Similar reorganizations are in the works at state and local levels. Private industry and semi-public institutions such as electric utilities and nuclear power plants also must devote time, effort, and money to shoring up defenses against terrorism, and identifying and strengthening weaknesses.

The Department of Defense (DOD) also should reap benefits from the elections. DOD leaders will shift American military capabilities to confront and defeat terrorism throughout the world, as well as keep traditional adversaries at bay. New systems, and upgrades to existing systems, that are particularly effective against the forces of terror are bound to receive priority treatment now in the halls of Congress, as well as in the Pentagon. With Republicans in control, weapon systems designers can spend more time doing their jobs, and less time watching their backs for opportunistic political attacks that inevitably come from the Democrat side of the aisle.

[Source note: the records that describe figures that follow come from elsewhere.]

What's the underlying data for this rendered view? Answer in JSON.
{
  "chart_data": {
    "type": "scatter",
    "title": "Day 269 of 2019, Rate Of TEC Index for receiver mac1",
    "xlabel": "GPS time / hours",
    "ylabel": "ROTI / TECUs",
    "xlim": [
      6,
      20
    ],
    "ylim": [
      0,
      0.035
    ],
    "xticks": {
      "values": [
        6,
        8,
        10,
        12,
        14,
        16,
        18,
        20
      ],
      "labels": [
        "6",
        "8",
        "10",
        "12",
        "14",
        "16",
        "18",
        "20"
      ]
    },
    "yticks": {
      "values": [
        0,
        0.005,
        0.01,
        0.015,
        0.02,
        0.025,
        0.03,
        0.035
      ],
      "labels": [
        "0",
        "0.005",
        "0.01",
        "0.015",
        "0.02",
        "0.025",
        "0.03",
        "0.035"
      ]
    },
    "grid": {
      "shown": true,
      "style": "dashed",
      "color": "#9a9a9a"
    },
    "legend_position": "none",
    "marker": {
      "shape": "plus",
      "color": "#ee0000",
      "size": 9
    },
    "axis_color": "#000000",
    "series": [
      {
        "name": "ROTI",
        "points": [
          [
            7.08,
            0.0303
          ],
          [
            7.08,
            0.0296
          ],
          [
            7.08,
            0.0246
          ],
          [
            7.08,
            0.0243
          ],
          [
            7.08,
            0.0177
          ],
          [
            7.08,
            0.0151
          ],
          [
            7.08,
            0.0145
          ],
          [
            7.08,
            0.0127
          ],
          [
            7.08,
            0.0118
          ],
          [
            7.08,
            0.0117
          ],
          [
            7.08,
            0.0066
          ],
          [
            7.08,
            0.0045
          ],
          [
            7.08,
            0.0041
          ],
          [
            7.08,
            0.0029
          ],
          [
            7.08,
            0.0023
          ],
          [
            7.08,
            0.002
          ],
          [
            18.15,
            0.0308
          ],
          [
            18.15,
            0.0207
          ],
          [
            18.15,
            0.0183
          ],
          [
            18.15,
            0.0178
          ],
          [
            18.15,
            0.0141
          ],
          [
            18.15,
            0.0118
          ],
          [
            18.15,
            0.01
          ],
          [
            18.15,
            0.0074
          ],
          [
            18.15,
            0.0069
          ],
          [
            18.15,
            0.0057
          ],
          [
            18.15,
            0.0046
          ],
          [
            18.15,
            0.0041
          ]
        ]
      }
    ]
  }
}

At the same time, however, Republican control of Congress will not signal an opening of the floodgates for just any new weapons proposal. On the contrary, weapons managers and builders can expect a new level of financial scrutiny from the new Republican congressional leadership to ensure that new systems and system upgrades stay within their budgets and meet clearly defined military goals in the war on terrorism.

The November elections are bound to make all of these efforts just a little easier than they would have been had Congress remained divided.